Step 2: Have your business professionally valued
As the owner, you know your business best, but when it comes to placing a realistic financial value on it, you’re letting emotions get in the way. Instead, put together a team of professionals who are experienced in business valuation in your area: a business broker, attorney, accountant, and commercial real estate professional can all be helpful.
Step 3: Keep the premises clean and well-maintained
If you’ve ever shopped for a home, you understand the importance of that first impression a home’s “curbside appeal” can have on your eventual decision to buy. Likewise, the look and feel of your business locations will have a huge impact on your prospective buyers. A dirty or unkempt appearance can scare away a buyer before they even have a chance to find out how successful your business is.
Step 4: Keep your employees informed
A well organized, hard working staff can be a great help in convincing a buyer the business is worth purchasing. On the other hand, a staff that is unaware the business is for sale, or feel like their jobs could disappear any moment can give a terrible impression to prospective buyers, therefore harming the chances of a sale.
Step 5: Pull yourself out of daily operations
It’s important that prospective buyers can easily see themselves stepping into your role without the business falling apart. If you’re physically there, managing everything and running the business personally 16 hours a day, it may appear that the business can only be successfully run with you as the owner. No one is likely to risk buying a business that appears destined to fail. Setting up business systems and training qualified replacements will allow you to effectively step aside without jeopardizing the company’s success.

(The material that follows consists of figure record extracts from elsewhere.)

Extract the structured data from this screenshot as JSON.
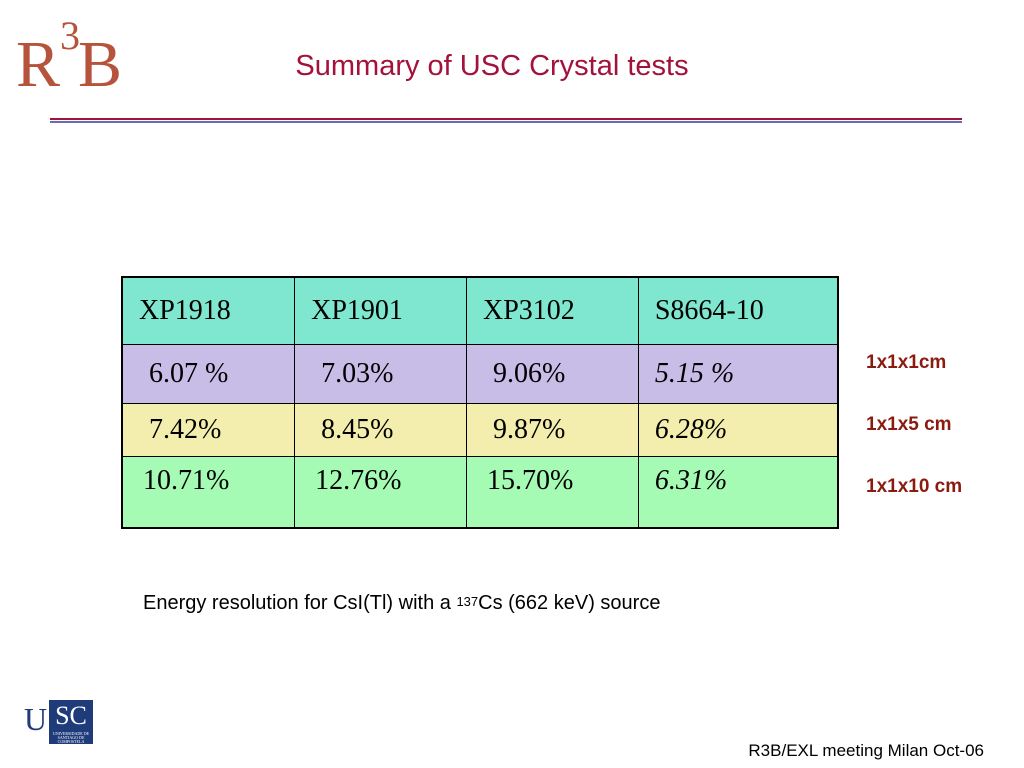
{
  "logo": {
    "r": "R",
    "three": "3",
    "b": "B"
  },
  "title": "Summary of USC Crystal tests",
  "table": {
    "headers": [
      "XP1918",
      "XP1901",
      "XP3102",
      "S8664-10"
    ],
    "rows": [
      [
        "6.07 %",
        "7.03%",
        "9.06%",
        "5.15 %"
      ],
      [
        "7.42%",
        "8.45%",
        "9.87%",
        "6.28%"
      ],
      [
        "10.71%",
        "12.76%",
        "15.70%",
        "6.31%"
      ]
    ]
  },
  "sizes": [
    "1x1x1cm",
    "1x1x5 cm",
    "1x1x10 cm"
  ],
  "caption": {
    "before": "Energy resolution for CsI(Tl)  with a ",
    "isotope_mass": "137",
    "after": "Cs (662 keV) source"
  },
  "usc_logo": {
    "u": "U",
    "sc": "SC",
    "tagline": "UNIVERSIDADE DE SANTIAGO DE COMPOSTELA"
  },
  "footer": "R3B/EXL meeting Milan Oct-06",
  "colors": {
    "title": "#a3123a",
    "header_row": "#7fe6cf",
    "row1": "#c8bde6",
    "row2": "#f3eeae",
    "row3": "#a6fbb4",
    "size_label": "#8b1a10"
  }
}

An Example of Business Sale Preparation
Imagine over 4four years have passed since you documented your exit strategy and it’s nearly time to put your restaurant up for sale. Looking ahead, you can see that the restaurant is likely to reach the financial goals you set for it in time for you to retire on schedule. Based on the feedback of your team of experts, the market value of your business should be enough to allow you to sell and fund your retirement effectively. Now’s the time to follow the steps above to make sure you can locate and court the right buyer in time to sell the restaurant successfully.
So, you have your business records, legal documentation, and financial paperwork collected and organized by your CPA. You notify your staff that you’re going to be listing the restaurant for sale and you outline what you need them to do to support your efforts. You also discuss turning over day-to-day management of the restaurant to your most reliable shift supervisor and start grooming her for the job.

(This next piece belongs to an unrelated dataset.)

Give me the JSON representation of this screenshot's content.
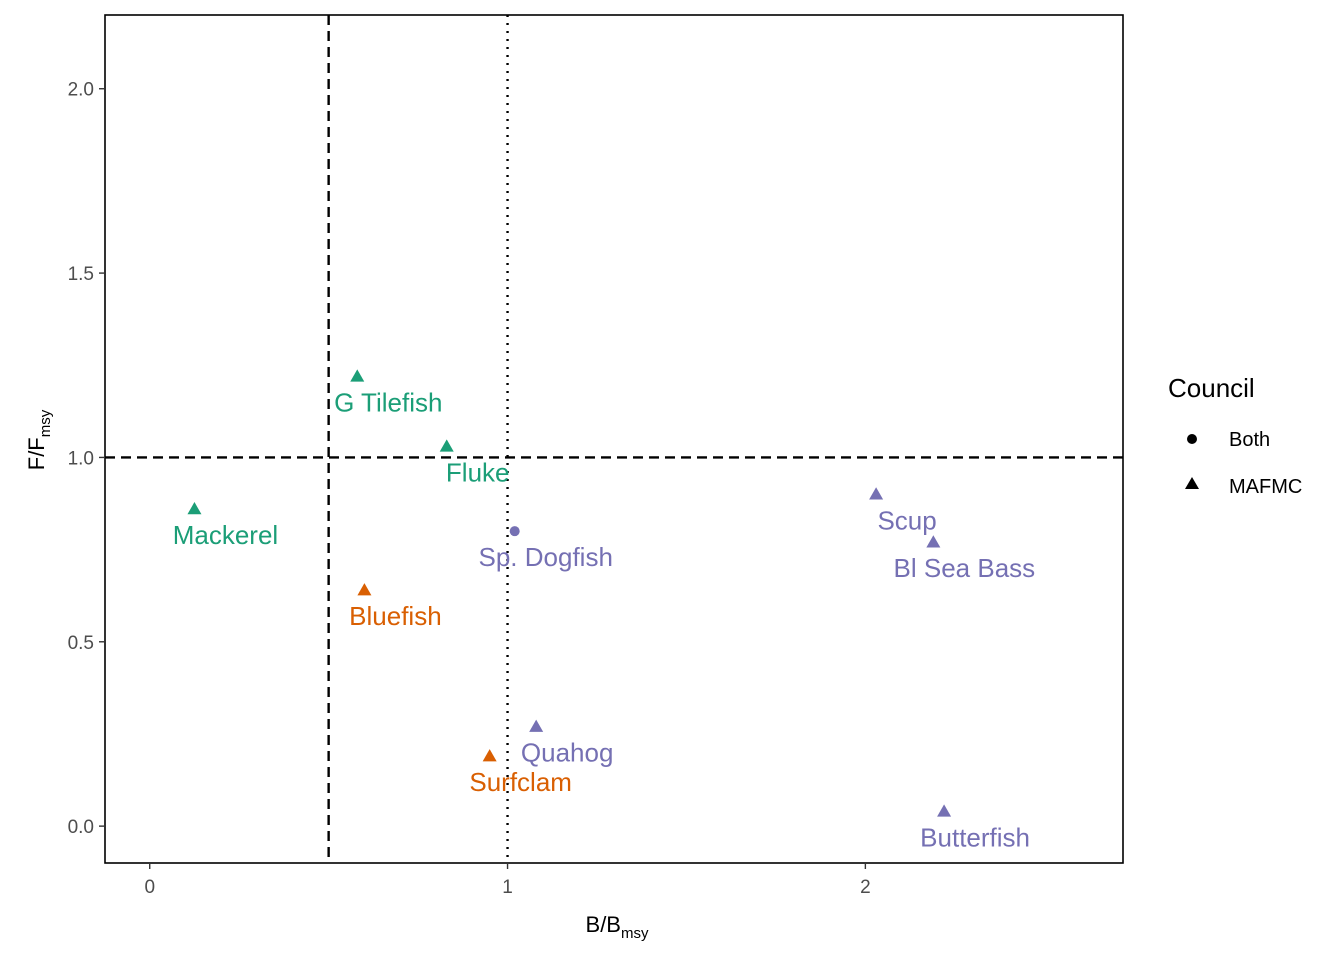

Together, the two of you put together a list of projects that will help spruce up the inside and outside of the restaurant, including a new paint job and the installation of an upgraded grill in the kitchen. Finally, you list your restaurant for sale at a reasonable – but effectively profitable – price and begin welcoming interested parties to tour the premises and start entertaining offers.
As this example illustrates, selling your business in a planned, strategic way will never feel like defeat. In fact, it’s a natural progression in the life of a successful business, and part of the entrepreneurial adventure that all entrepreneur should be able to look forward to.